AI Masih Kurang Akurat Dibanding Manusia
Penelitian dari Universitas Utrecht, Cambridge, dan Western menunjukkan bahwa LLM seperti ChatGPT dan Claude lima kali lebih mungkin daripada manusia untuk membuat generalisasi berlebihan saat merangkum hasil riset ilmiah. Laporan mereka menegaskan bahwa AI kerap mengabaikan nuansa penting dan memperbesar klaim yang tidak sepenuhnya didukung oleh data asli.
Dengan kata lain, AI bisa menciptakan “headline bombastis” layaknya media tabloid, meski tanpa maksud eksplisit.
Hollywood Mulai Runtuh oleh Veo 3
Google baru-baru ini merilis Veo 3, model AI teks-ke-video terbaru yang bisa membuat klip realistis berdurasi 8 detik lengkap dengan dialog, efek suara, dan ambient audio. Meskipun belum sempurna, hasilnya sudah jauh melampaui eksperimen AI dua tahun lalu seperti “Will Smith makan spaghetti”.
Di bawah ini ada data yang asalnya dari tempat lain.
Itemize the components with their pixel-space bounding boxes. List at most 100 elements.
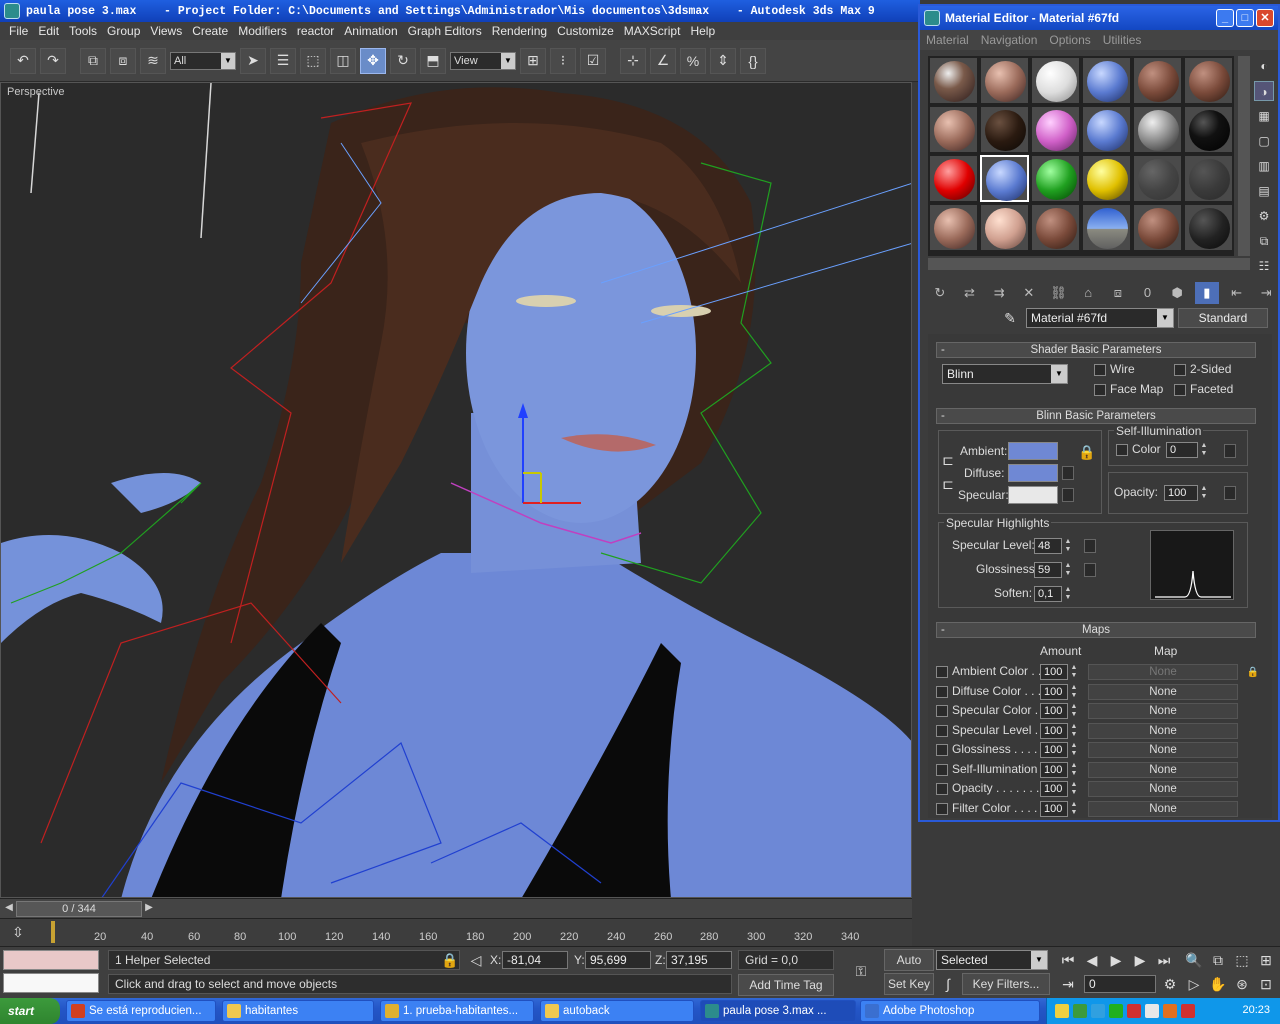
lock-diffuse-specular-icon[interactable]: ⊏	[940, 474, 956, 494]
map-slot-button[interactable]: None	[1088, 723, 1238, 739]
arc-rotate-icon[interactable]: ⊛	[1232, 974, 1252, 994]
sample-slot[interactable]	[929, 155, 978, 202]
make-preview-icon[interactable]: ▤	[1254, 181, 1274, 201]
next-frame-icon[interactable]: ▶	[142, 902, 156, 916]
specular-level-map-button[interactable]	[1084, 539, 1096, 553]
get-material-icon[interactable]: ↻	[928, 282, 952, 304]
slots-horizontal-scrollbar[interactable]	[928, 258, 1250, 270]
select-and-rotate-icon[interactable]: ↻	[390, 47, 416, 74]
sample-slot[interactable]	[1184, 57, 1233, 104]
zoom-extents-icon[interactable]: ⬚	[1232, 950, 1252, 970]
x-coordinate-field[interactable]: -81,04	[502, 951, 568, 969]
start-button[interactable]: start	[0, 998, 60, 1024]
specular-level-spinner[interactable]: 48 ▲ ▼	[1034, 538, 1071, 554]
maximize-icon[interactable]: □	[1236, 9, 1254, 27]
zoom-icon[interactable]: 🔍	[1184, 950, 1204, 970]
sample-slot[interactable]	[929, 204, 978, 251]
specular-map-button[interactable]	[1062, 488, 1074, 502]
spinner-arrows-icon[interactable]: ▲ ▼	[1063, 586, 1073, 602]
sample-slot[interactable]	[929, 57, 978, 104]
select-and-scale-icon[interactable]: ⬒	[420, 47, 446, 74]
slots-vertical-scrollbar[interactable]	[1238, 56, 1250, 256]
show-end-result-icon[interactable]: ▮	[1195, 282, 1219, 304]
spinner-arrows-icon[interactable]: ▲ ▼	[1069, 703, 1079, 719]
material-name-field[interactable]: Material #67fd ▼	[1026, 308, 1174, 328]
key-icon[interactable]: ⚿	[848, 961, 874, 981]
self-illum-map-button[interactable]	[1224, 444, 1236, 458]
maps-rollout[interactable]: - Maps	[936, 622, 1256, 638]
menu-help[interactable]: Help	[685, 24, 720, 38]
messenger-icon[interactable]	[1091, 1004, 1105, 1018]
blinn-basic-parameters-rollout[interactable]: - Blinn Basic Parameters	[936, 408, 1256, 424]
spinner-arrows-icon[interactable]: ▲ ▼	[1063, 562, 1073, 578]
map-amount-spinner[interactable]: 100 ▲ ▼	[1040, 742, 1077, 758]
go-to-parent-icon[interactable]: ⇤	[1225, 282, 1249, 304]
menu-rendering[interactable]: Rendering	[487, 24, 552, 38]
close-icon[interactable]: ✕	[1256, 9, 1274, 27]
menu-edit[interactable]: Edit	[33, 24, 64, 38]
sample-slot[interactable]	[1133, 57, 1182, 104]
previous-frame-icon[interactable]: ◀	[2, 902, 16, 916]
sample-slot[interactable]	[929, 106, 978, 153]
antivirus-icon[interactable]	[1127, 1004, 1141, 1018]
spinner-arrows-icon[interactable]: ▲ ▼	[1069, 664, 1079, 680]
sample-slot[interactable]	[1031, 106, 1080, 153]
taskbar-item-photoshop[interactable]: Adobe Photoshop	[860, 1000, 1040, 1022]
play-icon[interactable]: ▶	[1106, 950, 1126, 970]
rectangular-selection-icon[interactable]: ⬚	[300, 47, 326, 74]
selection-filter-dropdown[interactable]: All ▼	[170, 51, 236, 70]
map-amount-spinner[interactable]: 100 ▲ ▼	[1040, 781, 1077, 797]
keyboard-shortcut-override-icon[interactable]: ☑	[580, 47, 606, 74]
map-amount-spinner[interactable]: 100 ▲ ▼	[1040, 762, 1077, 778]
y-coordinate-field[interactable]: 95,699	[585, 951, 651, 969]
app-tray-icon[interactable]	[1181, 1004, 1195, 1018]
map-enable-checkbox[interactable]	[936, 666, 948, 678]
sample-slot[interactable]	[1082, 204, 1131, 251]
material-type-button[interactable]: Standard	[1178, 308, 1268, 328]
reset-map-icon[interactable]: ✕	[1017, 282, 1041, 304]
quicktime-icon[interactable]	[1109, 1004, 1123, 1018]
spinner-arrows-icon[interactable]: ▲ ▼	[1063, 538, 1073, 554]
shader-type-dropdown[interactable]: Blinn ▼	[942, 364, 1068, 384]
spinner-snap-icon[interactable]: ⇕	[710, 47, 736, 74]
sample-slot[interactable]	[1031, 204, 1080, 251]
sample-slot[interactable]	[1031, 155, 1080, 202]
spinner-arrows-icon[interactable]: ▲ ▼	[1069, 684, 1079, 700]
menu-graph-editors[interactable]: Graph Editors	[403, 24, 487, 38]
sample-slot[interactable]	[1184, 204, 1233, 251]
key-mode-dropdown[interactable]: Selected ▼	[936, 950, 1048, 970]
taskbar-item-prueba[interactable]: 1. prueba-habitantes...	[380, 1000, 534, 1022]
network-icon[interactable]	[1073, 1004, 1087, 1018]
menu-utilities[interactable]: Utilities	[1103, 33, 1154, 47]
map-enable-checkbox[interactable]	[936, 744, 948, 756]
menu-options[interactable]: Options	[1049, 33, 1102, 47]
map-amount-spinner[interactable]: 100 ▲ ▼	[1040, 703, 1077, 719]
window-crossing-icon[interactable]: ◫	[330, 47, 356, 74]
sample-type-icon[interactable]: ◐	[1254, 56, 1274, 76]
material-effects-channel-icon[interactable]: ⧈	[1106, 282, 1130, 304]
perspective-viewport[interactable]: Perspective	[0, 82, 912, 898]
field-of-view-icon[interactable]: ▷	[1184, 974, 1204, 994]
undo-icon[interactable]: ↶	[10, 47, 36, 74]
specular-color-swatch[interactable]	[1008, 486, 1058, 504]
material-editor-title-bar[interactable]: Material Editor - Material #67fd _ □ ✕	[920, 6, 1278, 30]
menu-maxscript[interactable]: MAXScript	[619, 24, 686, 38]
sample-slot[interactable]	[1031, 57, 1080, 104]
open-mini-curve-editor-icon[interactable]: ⇳	[8, 922, 28, 942]
reference-coordinate-dropdown[interactable]: View ▼	[450, 51, 516, 70]
options-icon[interactable]: ⚙	[1254, 206, 1274, 226]
current-frame-field[interactable]: 0	[1084, 975, 1156, 993]
sample-slot[interactable]	[1082, 106, 1131, 153]
viewport-label[interactable]: Perspective	[7, 86, 64, 98]
pick-material-from-object-icon[interactable]: ✎	[1000, 308, 1020, 328]
sample-uv-tiling-icon[interactable]: ▢	[1254, 131, 1274, 151]
taskbar-item-3dsmax[interactable]: paula pose 3.max ...	[700, 1000, 856, 1022]
sample-slot[interactable]	[980, 57, 1029, 104]
background-checker-icon[interactable]: ▦	[1254, 106, 1274, 126]
diffuse-color-swatch[interactable]	[1008, 464, 1058, 482]
security-shield-icon[interactable]	[1055, 1004, 1069, 1018]
maxscript-listener-output[interactable]	[3, 973, 99, 993]
map-enable-checkbox[interactable]	[936, 686, 948, 698]
diffuse-map-button[interactable]	[1062, 466, 1074, 480]
select-object-icon[interactable]: ➤	[240, 47, 266, 74]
Dengan kemampuan meniru gaya visual spesifik — dari sitkom tahun 90-an hingga cuplikan dokumenter — Veo 3 berpotensi menggantikan kru film dan aktor dengan cepat. Beberapa video buatan Veo 3 bahkan telah viral di media sosial, memicu kekhawatiran tentang penyebaran deepfake yang semakin meyakinkan.
AI dan Hukum: Hemat Biaya, Tapi Penuh Risiko
Andrew Wilkinson, pendiri serial startup, mengaku menghemat $5.000 dengan menggunakan Gemini 2.5 Pro dari Google untuk menyusun perjanjian hukum. Model ini mencetak skor tertinggi di LegalBench dengan akurasi 83,6 persen. Meskipun lebih efisien, tingkat kesalahan tersebut tetap menghadirkan risiko serius.
Sebagai perbandingan, pengacara manusia rata-rata memiliki akurasi sekitar 85 persen, dan pengacara terbaik bisa mencapai 94 persen. Namun, AI tidak luput dari kesalahan fatal, seperti yang terjadi baru-baru ini di pengadilan saat saksi ahli Anthropic merujuk pada artikel akademik fiktif yang kemungkinan besar dihasilkan oleh Claude.